Engineering · Remote (US) · Full-time (future)

Agent Logic Engineer

Design the prompts, tools, and self-evaluation loops that make our agents reliably useful.

About the role

ClaimIt runs on a 4-agent system that monitors purchases, drafts claim materials, and prepares them for user approval. The hard work isn't training models — it's prompt design, tool selection, output validation, and recovery from agent mistakes. You'll own that craft. We use Gemini (via Google's Agent Development Kit) with tool routing, output validators, and self-evaluation loops.
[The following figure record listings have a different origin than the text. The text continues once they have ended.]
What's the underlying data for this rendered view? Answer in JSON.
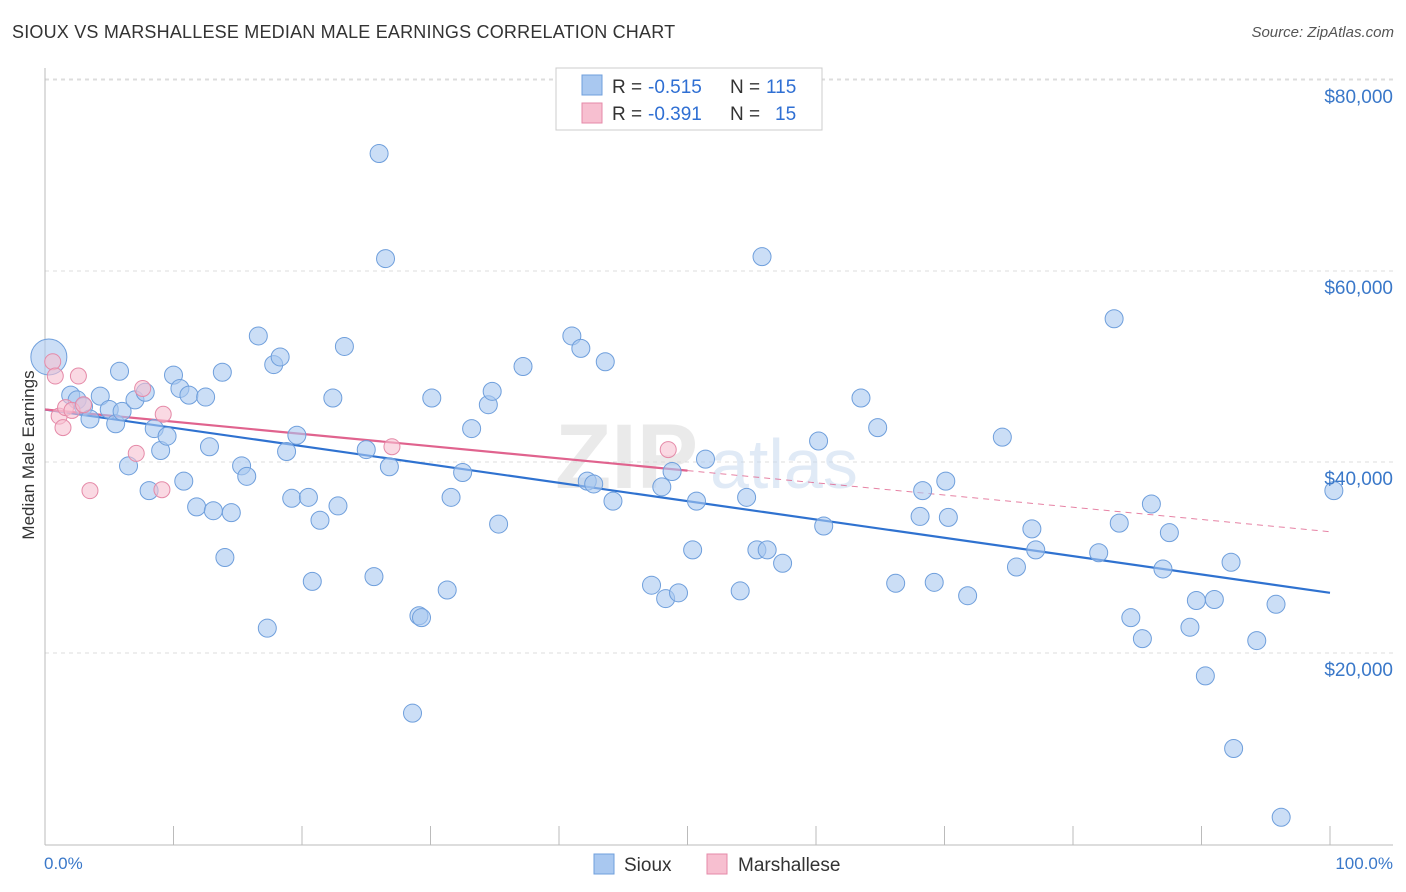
{
  "header": {
    "title": "SIOUX VS MARSHALLESE MEDIAN MALE EARNINGS CORRELATION CHART",
    "source": "Source: ZipAtlas.com"
  },
  "colors": {
    "sioux_fill": "#a9c8f0",
    "sioux_stroke": "#6f9fdc",
    "sioux_line": "#2f72d0",
    "marsh_fill": "#f7bfd0",
    "marsh_stroke": "#e58aa8",
    "marsh_line": "#e0638e",
    "grid": "#dddddd",
    "axis_text": "#3a78c9"
  },
  "legend": {
    "r_label": "R =",
    "n_label": "N =",
    "sioux_r": "-0.515",
    "sioux_n": "115",
    "marsh_r": "-0.391",
    "marsh_n": "15"
  },
  "bottom_legend": {
    "sioux": "Sioux",
    "marshallese": "Marshallese"
  },
  "watermark": {
    "zip": "ZIP",
    "atlas": "atlas"
  },
  "chart_data": {
    "type": "scatter",
    "title": "SIOUX VS MARSHALLESE MEDIAN MALE EARNINGS CORRELATION CHART",
    "xlabel": "",
    "ylabel": "Median Male Earnings",
    "xlim": [
      0,
      100
    ],
    "ylim": [
      2000,
      82000
    ],
    "x_tick_labels": [
      "0.0%",
      "100.0%"
    ],
    "y_ticks": [
      20000,
      40000,
      60000,
      80000
    ],
    "y_tick_labels": [
      "$20,000",
      "$40,000",
      "$60,000",
      "$80,000"
    ],
    "grid": true,
    "series": [
      {
        "name": "Sioux",
        "r": -0.515,
        "n": 115,
        "trend": {
          "x": [
            0,
            100
          ],
          "y": [
            45500,
            26300
          ]
        },
        "points": [
          [
            0.3,
            51000
          ],
          [
            2,
            47000
          ],
          [
            2.5,
            46500
          ],
          [
            3,
            45800
          ],
          [
            3.5,
            44500
          ],
          [
            4.3,
            46900
          ],
          [
            5,
            45500
          ],
          [
            5.5,
            44000
          ],
          [
            5.8,
            49500
          ],
          [
            6,
            45300
          ],
          [
            6.5,
            39600
          ],
          [
            7,
            46500
          ],
          [
            7.8,
            47300
          ],
          [
            8.1,
            37000
          ],
          [
            8.5,
            43500
          ],
          [
            9,
            41200
          ],
          [
            9.5,
            42700
          ],
          [
            10,
            49100
          ],
          [
            10.5,
            47700
          ],
          [
            10.8,
            38000
          ],
          [
            11.2,
            47000
          ],
          [
            11.8,
            35300
          ],
          [
            12.5,
            46800
          ],
          [
            12.8,
            41600
          ],
          [
            13.1,
            34900
          ],
          [
            13.8,
            49400
          ],
          [
            14,
            30000
          ],
          [
            14.5,
            34700
          ],
          [
            15.3,
            39600
          ],
          [
            15.7,
            38500
          ],
          [
            16.6,
            53200
          ],
          [
            17.3,
            22600
          ],
          [
            17.8,
            50200
          ],
          [
            18.3,
            51000
          ],
          [
            18.8,
            41100
          ],
          [
            19.2,
            36200
          ],
          [
            19.6,
            42800
          ],
          [
            20.5,
            36300
          ],
          [
            20.8,
            27500
          ],
          [
            21.4,
            33900
          ],
          [
            22.4,
            46700
          ],
          [
            22.8,
            35400
          ],
          [
            23.3,
            52100
          ],
          [
            25,
            41300
          ],
          [
            25.6,
            28000
          ],
          [
            26,
            72300
          ],
          [
            26.5,
            61300
          ],
          [
            26.8,
            39500
          ],
          [
            28.6,
            13700
          ],
          [
            29.1,
            23900
          ],
          [
            29.3,
            23700
          ],
          [
            30.1,
            46700
          ],
          [
            31.3,
            26600
          ],
          [
            31.6,
            36300
          ],
          [
            32.5,
            38900
          ],
          [
            33.2,
            43500
          ],
          [
            34.5,
            46000
          ],
          [
            34.8,
            47400
          ],
          [
            35.3,
            33500
          ],
          [
            37.2,
            50000
          ],
          [
            41,
            53200
          ],
          [
            41.7,
            51900
          ],
          [
            42.2,
            38000
          ],
          [
            42.7,
            37700
          ],
          [
            43.6,
            50500
          ],
          [
            44.2,
            35900
          ],
          [
            47.2,
            27100
          ],
          [
            48,
            37400
          ],
          [
            48.3,
            25700
          ],
          [
            48.8,
            39000
          ],
          [
            49.3,
            26300
          ],
          [
            50.4,
            30800
          ],
          [
            50.7,
            35900
          ],
          [
            51.4,
            40300
          ],
          [
            54.1,
            26500
          ],
          [
            54.6,
            36300
          ],
          [
            55.4,
            30800
          ],
          [
            55.8,
            61500
          ],
          [
            56.2,
            30800
          ],
          [
            57.4,
            29400
          ],
          [
            60.2,
            42200
          ],
          [
            60.6,
            33300
          ],
          [
            63.5,
            46700
          ],
          [
            64.8,
            43600
          ],
          [
            66.2,
            27300
          ],
          [
            68.1,
            34300
          ],
          [
            68.3,
            37000
          ],
          [
            69.2,
            27400
          ],
          [
            70.1,
            38000
          ],
          [
            70.3,
            34200
          ],
          [
            71.8,
            26000
          ],
          [
            74.5,
            42600
          ],
          [
            75.6,
            29000
          ],
          [
            76.8,
            33000
          ],
          [
            77.1,
            30800
          ],
          [
            83.2,
            55000
          ],
          [
            83.6,
            33600
          ],
          [
            84.5,
            23700
          ],
          [
            85.4,
            21500
          ],
          [
            86.1,
            35600
          ],
          [
            87,
            28800
          ],
          [
            87.5,
            32600
          ],
          [
            89.1,
            22700
          ],
          [
            89.6,
            25500
          ],
          [
            90.3,
            17600
          ],
          [
            91,
            25600
          ],
          [
            92.3,
            29500
          ],
          [
            92.5,
            10000
          ],
          [
            94.3,
            21300
          ],
          [
            95.8,
            25100
          ],
          [
            96.2,
            2800
          ],
          [
            100.3,
            37000
          ],
          [
            82,
            30500
          ]
        ]
      },
      {
        "name": "Marshallese",
        "r": -0.391,
        "n": 15,
        "trend": {
          "x": [
            0,
            50
          ],
          "y": [
            45500,
            39100
          ]
        },
        "trend_dashed": {
          "x": [
            50,
            100
          ],
          "y": [
            39100,
            32700
          ]
        },
        "points": [
          [
            0.6,
            50500
          ],
          [
            0.8,
            49000
          ],
          [
            1.1,
            44800
          ],
          [
            1.4,
            43600
          ],
          [
            1.6,
            45700
          ],
          [
            2.1,
            45400
          ],
          [
            2.6,
            49000
          ],
          [
            3,
            46000
          ],
          [
            3.5,
            37000
          ],
          [
            7.1,
            40900
          ],
          [
            7.6,
            47700
          ],
          [
            9.1,
            37100
          ],
          [
            9.2,
            45000
          ],
          [
            27,
            41600
          ],
          [
            48.5,
            41300
          ]
        ]
      }
    ]
  }
}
You'll keep the agents honest, fast, and trustworthy.

What you'll do

  • Design and iterate on system prompts, tool descriptions, and few-shot patterns across our 4 sub-agents
  • Build validators (structural + semantic) that catch agent mistakes before they reach users
  • Implement self-evaluation loops where agents check their own outputs against ground truth
  • Design tool interfaces — what tools to expose, when to call them, how to recover from failures
  • Run evals end-to-end: build the dataset, score outputs, ship improvements with confidence

What you'll bring

  • 2+ years of practical LLM application work (not research; shipped systems serving real users)
  • Strong intuition for prompt design and agent debugging — you've spent hours staring at trace logs
  • Comfort with eval design: synthetic datasets, regression suites, scoring rubrics
  • Strong Python fluency; able to ship infrastructure-adjacent code (FastAPI, async, MongoDB)
  • A bias for measurement — 'feels better' doesn't count; show the eval delta

Nice to have

  • Experience with Google ADK or similar agent frameworks (LangChain, CrewAI, etc.)
  • Background in structured generation (Pydantic models as output schemas, function calling)
  • Past work on agents that take real actions in the world (not just chat)

Submit your interest

We'll reach out when we open this role.

About ClaimIt

ClaimIt is building practical agents for tedious consumer workflows — starting with post-purchase price drops. We're early, technically opinionated, and focused on shipping useful systems rather than benchmarks.